How have your instructors, parents, and dive buddies supported you in your diving journey?

“Mum and Dad always support me and encourage me to do what I’m passionate about…and carry all my gear because its super heavy.  GCDA (Gold Coast Dive Adventures) have been amazing and encourage me to constantly improve my diving skills, they’re very focussed on encouraging young people to understand the ocean and help care for it.
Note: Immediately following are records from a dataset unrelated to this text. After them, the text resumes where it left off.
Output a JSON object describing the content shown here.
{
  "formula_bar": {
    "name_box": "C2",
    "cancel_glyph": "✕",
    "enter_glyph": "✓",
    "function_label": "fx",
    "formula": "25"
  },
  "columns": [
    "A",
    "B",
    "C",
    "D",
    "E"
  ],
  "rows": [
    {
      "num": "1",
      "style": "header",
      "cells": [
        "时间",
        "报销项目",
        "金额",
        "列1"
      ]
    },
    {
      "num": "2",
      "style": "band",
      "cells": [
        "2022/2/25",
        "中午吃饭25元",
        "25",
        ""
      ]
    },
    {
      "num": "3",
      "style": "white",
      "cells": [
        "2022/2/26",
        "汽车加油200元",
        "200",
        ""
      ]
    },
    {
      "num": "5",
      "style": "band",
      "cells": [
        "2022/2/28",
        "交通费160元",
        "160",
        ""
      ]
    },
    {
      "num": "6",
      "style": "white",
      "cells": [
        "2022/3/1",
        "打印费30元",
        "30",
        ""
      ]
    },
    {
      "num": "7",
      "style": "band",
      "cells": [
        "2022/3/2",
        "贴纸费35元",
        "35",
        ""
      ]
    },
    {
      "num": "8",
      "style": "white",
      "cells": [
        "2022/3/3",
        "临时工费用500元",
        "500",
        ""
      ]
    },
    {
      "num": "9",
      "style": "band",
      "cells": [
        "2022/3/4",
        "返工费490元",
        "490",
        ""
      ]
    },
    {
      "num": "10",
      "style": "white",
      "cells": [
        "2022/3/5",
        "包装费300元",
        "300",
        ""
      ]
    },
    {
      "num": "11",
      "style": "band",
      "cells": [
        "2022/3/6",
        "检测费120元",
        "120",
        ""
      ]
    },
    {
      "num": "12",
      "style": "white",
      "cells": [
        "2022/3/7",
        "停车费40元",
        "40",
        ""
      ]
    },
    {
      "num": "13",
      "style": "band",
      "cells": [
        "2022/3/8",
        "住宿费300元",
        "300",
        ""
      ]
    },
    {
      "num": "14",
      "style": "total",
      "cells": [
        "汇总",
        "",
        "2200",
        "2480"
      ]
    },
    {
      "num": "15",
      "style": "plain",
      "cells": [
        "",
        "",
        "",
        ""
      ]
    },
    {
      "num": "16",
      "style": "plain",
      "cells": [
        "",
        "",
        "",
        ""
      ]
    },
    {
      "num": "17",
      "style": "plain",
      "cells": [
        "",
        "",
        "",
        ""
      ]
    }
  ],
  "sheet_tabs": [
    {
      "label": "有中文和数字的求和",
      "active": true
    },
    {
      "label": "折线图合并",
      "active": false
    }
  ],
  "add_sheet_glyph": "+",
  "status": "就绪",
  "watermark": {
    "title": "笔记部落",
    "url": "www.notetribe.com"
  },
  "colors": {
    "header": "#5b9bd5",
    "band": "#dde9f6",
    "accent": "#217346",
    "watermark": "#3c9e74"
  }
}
For example, we’ve dived with Grey Nurse Sharks in the marine sanctuary at North Stradbroke and we’ve rescued a Green Sea Turtle and taken it to Sea World and we’ve dived with Sea Shepard to cleanup the Southport Seaway.  And I love diving with Leia who is a marine biologist and teaches me about all the things we see. “

What dive center did you attain your dive certifications with?

“I’ve now gained my Junior Advanced Open Water certification and I do all my certs with Gold Coast Dive Adventures.”

Are there any particular dive sites or marine species you hope to see in the future?

“All of the sharks but in particular Hammerhead Sharks…maybe in the Bahamas.  I also want to see the Coconut Octopus in either the Philippines or maybe up northern Queensland.  Oh and I want to dive with Seals (Billie said they are super playful).”

What support channels are there for families?

“There’s not a lot to be honest, though SPELD is a great place to start.  Our best find has been a small company in Brisbane called Learning Ladders which is run by an amazing and passionate woman, Kerri Wilson.  Through Learning Ladders we have been able to access all kinds of tutors that understand and specialise in helping children with learning difficulties to thrive and succeed (we can even zoom if we’re travelling so we don’t miss out).”

How did you find out about us?

“A lot of Googling. Mum is always on the lookout for highly rated dive companies that have marine biologists in their team, that are passionate about environmental protection/advocacy and most importantly have women dive instructors (she says it’s important that as a young girl I see women doing the jobs I dream about).  And it’s harder than you think to find dive companies that are willing to have young divers on board. That’s why we chose Dive, Spear and Sport.

Evy in action on the Gold Coast

Bright Underwater Future

Evy is not a girl with Dysgraphia; she is a talented young professional diver with a very bright underwater future ahead of her. Her story is a testament to resilience, passion, and the power of overcoming challenges.